Papa Francesco, durante l’Udienza generale di mercoledì 31 marzo ci ha parlato del Triduo pasquale  «Già immersi nel clima spirituale della Settimana Santa, siamo alla vigilia del Triduo pasquale. Da domani a domenica vivremo i giorni centrali dell’Anno liturgico, celebrando il mistero della Passione, della Morte e della Risurrezione del Signore. E questo mistero lo viviamo ogni volta che celebriamo l’Eucaristia.

Quando noi andiamo a Messa, non andiamo solo a pregare, no: andiamo a rinnovare, a farlo di nuovo, questo mistero, il mistero pasquale. Questo è importante non dimenticarlo. È come se noi andassimo al Calvario è lo stesso  per rinnovare, per fare di nuovo il mistero pasquale.

Da quando Gesù ha preso su di sé le piaghe dell’umanità e la stessa morte, l’amore di Dio ha irrigato questi nostri deserti, ha illuminato queste nostre tenebre. Perché il mondo è nelle tenebre. Facciamo un elenco di tutte le guerre che si stanno combattendo in questo momento; di tutti i bambini che muoiono di fame; dei bambini che non hanno educazione; di popoli interi distrutti dalle guerre, dal terrorismo.

Di tanta, tanta gente che per sentirsi un po’ meglio ha bisogno della droga, dell’industria della droga che uccide… È una calamità, è un deserto! Ci sono piccole “isole” del popolo di Dio, sia cristiano sia di qualsiasi altra fede, che conservano nel cuore la voglia di essere migliori.

Ma diciamoci la realtà: in questo Calvario di morte, è Gesù che soffre nei suoi discepoli. Durante il suo ministero, il Figlio di Dio aveva sparso a piene mani vita, guarendo, perdonando, risuscitando… Adesso, nell’ora del supremo Sacrificio sulla croce, porta a compimento l’opera affidatagli dal Padre: entra nell’abisso della sofferenza, entra in queste calamità di questo mondo, per redimere e trasformare.

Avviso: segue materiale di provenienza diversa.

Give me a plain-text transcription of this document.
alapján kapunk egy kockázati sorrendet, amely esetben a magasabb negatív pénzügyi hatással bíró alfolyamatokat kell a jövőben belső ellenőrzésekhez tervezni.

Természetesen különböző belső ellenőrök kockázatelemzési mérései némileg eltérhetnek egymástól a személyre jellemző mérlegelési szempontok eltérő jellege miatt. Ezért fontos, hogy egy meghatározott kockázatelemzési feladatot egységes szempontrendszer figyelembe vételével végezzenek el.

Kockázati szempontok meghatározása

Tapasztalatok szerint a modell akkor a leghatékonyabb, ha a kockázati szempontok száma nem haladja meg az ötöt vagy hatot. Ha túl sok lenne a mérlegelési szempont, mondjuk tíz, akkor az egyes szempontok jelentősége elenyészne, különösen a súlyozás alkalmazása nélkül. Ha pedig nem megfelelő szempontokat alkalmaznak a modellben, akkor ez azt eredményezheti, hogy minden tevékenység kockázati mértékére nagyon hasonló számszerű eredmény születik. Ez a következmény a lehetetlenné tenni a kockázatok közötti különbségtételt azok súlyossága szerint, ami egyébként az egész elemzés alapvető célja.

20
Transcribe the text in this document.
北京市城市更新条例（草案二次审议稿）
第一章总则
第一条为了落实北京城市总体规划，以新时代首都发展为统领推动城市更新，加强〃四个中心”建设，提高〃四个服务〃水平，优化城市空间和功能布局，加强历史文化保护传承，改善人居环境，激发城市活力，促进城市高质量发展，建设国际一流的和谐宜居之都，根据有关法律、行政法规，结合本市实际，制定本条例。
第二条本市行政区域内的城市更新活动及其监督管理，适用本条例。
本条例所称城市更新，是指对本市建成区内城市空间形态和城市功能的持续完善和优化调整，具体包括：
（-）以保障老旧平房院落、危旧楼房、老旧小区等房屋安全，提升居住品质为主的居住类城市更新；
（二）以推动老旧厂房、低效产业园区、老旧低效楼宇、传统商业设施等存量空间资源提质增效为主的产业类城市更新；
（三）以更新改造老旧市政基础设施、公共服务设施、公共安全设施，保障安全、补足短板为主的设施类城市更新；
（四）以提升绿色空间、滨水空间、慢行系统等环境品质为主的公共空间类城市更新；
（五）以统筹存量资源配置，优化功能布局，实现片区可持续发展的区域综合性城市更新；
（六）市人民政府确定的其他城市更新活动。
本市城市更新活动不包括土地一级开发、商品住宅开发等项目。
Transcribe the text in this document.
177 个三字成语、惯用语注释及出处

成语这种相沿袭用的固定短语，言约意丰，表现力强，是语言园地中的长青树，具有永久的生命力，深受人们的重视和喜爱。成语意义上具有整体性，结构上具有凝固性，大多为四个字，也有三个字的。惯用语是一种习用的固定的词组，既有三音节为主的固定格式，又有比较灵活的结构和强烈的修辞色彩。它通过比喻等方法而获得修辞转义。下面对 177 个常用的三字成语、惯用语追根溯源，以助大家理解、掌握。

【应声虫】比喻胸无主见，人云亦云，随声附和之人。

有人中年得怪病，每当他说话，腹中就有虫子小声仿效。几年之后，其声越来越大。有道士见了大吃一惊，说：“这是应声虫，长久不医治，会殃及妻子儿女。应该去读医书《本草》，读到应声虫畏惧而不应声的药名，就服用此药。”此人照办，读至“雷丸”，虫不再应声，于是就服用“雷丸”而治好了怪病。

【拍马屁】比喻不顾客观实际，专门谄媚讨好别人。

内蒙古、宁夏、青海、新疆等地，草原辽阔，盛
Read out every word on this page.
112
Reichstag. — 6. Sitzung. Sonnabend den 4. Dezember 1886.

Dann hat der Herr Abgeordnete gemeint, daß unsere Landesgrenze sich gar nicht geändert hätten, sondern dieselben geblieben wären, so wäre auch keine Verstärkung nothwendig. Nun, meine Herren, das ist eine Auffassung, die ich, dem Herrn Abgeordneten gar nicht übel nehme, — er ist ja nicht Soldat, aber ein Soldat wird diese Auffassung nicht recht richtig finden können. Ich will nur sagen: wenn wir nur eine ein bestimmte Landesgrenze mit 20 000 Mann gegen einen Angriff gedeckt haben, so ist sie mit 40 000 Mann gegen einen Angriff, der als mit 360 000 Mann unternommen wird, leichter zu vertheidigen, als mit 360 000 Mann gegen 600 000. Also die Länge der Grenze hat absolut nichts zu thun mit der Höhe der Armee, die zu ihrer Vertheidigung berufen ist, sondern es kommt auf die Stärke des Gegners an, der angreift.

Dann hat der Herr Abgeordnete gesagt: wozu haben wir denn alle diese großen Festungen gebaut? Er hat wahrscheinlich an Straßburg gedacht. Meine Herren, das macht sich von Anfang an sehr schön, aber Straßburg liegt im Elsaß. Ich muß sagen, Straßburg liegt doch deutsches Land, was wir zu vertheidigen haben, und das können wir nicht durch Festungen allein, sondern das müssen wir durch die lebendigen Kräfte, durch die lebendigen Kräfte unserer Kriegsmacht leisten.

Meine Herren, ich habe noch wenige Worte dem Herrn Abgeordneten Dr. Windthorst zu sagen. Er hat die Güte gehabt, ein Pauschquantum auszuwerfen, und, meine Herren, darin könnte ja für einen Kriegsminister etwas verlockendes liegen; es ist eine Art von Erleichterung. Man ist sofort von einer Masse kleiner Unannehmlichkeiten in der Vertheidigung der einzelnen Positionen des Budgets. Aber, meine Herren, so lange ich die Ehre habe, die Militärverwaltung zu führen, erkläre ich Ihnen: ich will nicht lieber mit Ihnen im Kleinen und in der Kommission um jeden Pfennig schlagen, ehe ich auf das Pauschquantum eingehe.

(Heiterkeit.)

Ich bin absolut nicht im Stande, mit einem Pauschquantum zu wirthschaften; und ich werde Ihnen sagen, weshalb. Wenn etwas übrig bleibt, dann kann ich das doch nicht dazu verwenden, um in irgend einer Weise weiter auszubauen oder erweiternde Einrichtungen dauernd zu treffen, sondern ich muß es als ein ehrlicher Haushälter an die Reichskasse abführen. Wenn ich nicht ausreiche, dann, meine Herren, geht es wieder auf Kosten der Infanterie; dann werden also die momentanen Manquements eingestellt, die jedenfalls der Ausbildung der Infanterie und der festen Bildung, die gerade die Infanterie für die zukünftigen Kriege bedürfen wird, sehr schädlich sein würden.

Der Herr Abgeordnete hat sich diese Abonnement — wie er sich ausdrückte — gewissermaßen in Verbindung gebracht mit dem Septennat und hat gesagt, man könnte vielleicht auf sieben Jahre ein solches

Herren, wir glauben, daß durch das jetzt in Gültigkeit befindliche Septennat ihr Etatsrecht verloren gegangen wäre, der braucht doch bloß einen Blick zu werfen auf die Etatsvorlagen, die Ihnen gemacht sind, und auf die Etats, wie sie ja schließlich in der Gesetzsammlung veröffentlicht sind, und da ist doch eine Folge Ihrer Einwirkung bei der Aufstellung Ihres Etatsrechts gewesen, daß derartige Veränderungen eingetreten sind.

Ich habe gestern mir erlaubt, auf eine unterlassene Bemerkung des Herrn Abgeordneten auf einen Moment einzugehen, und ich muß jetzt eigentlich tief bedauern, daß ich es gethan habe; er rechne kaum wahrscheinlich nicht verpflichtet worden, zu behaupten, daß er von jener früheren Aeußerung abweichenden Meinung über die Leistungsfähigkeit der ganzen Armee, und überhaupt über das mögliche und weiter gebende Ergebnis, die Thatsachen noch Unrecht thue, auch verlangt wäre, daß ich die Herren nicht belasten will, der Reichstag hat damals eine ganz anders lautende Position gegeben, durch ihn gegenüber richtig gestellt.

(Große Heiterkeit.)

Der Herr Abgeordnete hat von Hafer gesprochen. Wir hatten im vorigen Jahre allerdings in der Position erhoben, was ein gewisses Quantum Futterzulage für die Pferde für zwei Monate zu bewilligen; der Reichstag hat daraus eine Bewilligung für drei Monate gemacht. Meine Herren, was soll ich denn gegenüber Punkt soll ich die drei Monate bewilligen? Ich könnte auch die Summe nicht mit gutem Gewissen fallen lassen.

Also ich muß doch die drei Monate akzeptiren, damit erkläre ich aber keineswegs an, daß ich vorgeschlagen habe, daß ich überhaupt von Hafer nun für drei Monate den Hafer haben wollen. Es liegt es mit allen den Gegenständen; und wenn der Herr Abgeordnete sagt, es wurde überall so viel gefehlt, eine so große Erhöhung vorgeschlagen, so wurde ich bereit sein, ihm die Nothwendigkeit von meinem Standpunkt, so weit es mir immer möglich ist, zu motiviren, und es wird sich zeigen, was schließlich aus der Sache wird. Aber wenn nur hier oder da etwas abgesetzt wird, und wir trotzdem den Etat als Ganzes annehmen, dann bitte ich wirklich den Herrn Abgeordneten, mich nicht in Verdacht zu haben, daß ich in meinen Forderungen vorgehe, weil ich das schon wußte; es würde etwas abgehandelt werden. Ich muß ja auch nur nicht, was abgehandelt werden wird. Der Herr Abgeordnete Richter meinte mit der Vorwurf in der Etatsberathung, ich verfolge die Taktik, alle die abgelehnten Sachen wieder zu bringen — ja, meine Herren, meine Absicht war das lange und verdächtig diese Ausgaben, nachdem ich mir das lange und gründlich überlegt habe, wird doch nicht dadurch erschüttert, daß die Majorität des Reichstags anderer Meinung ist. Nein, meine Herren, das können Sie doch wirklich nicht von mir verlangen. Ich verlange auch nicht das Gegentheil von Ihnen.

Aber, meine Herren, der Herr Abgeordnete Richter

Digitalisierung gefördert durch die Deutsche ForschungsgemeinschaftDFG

E anche per liberare ognuno di noi dal potere delle tenebre, dalla superbia, dalla resistenza a essere amati da Dio. E questo, solo l’amore di Dio può farlo. Dalle sue piaghe siamo stati guariti (cfr 1 Pt 2,24), dice l’apostolo Pietro, dalla sua morte siamo stati rigenerati, tutti noi.
E grazie a Lui, abbandonato sulla croce, mai più nessuno è solo nel buio della morte. Mai, Lui è sempre accanto: bisogna soltanto aprire il cuore e lasciarsi guardare da Lui»

I giorni della  Settimana  Santa, quest’ anno  in un momento tutto particolare, ci mettono davanti agli occhi con la forza e l’evidenza dei fatti raccontati da chi li visse, la straordinaria vicenda di Gesù di Nazareth che dà tutto, il suo tempo, la sua reputazione, la sua giovinezza, la sua vita per dimostrarci che Dio ci ama.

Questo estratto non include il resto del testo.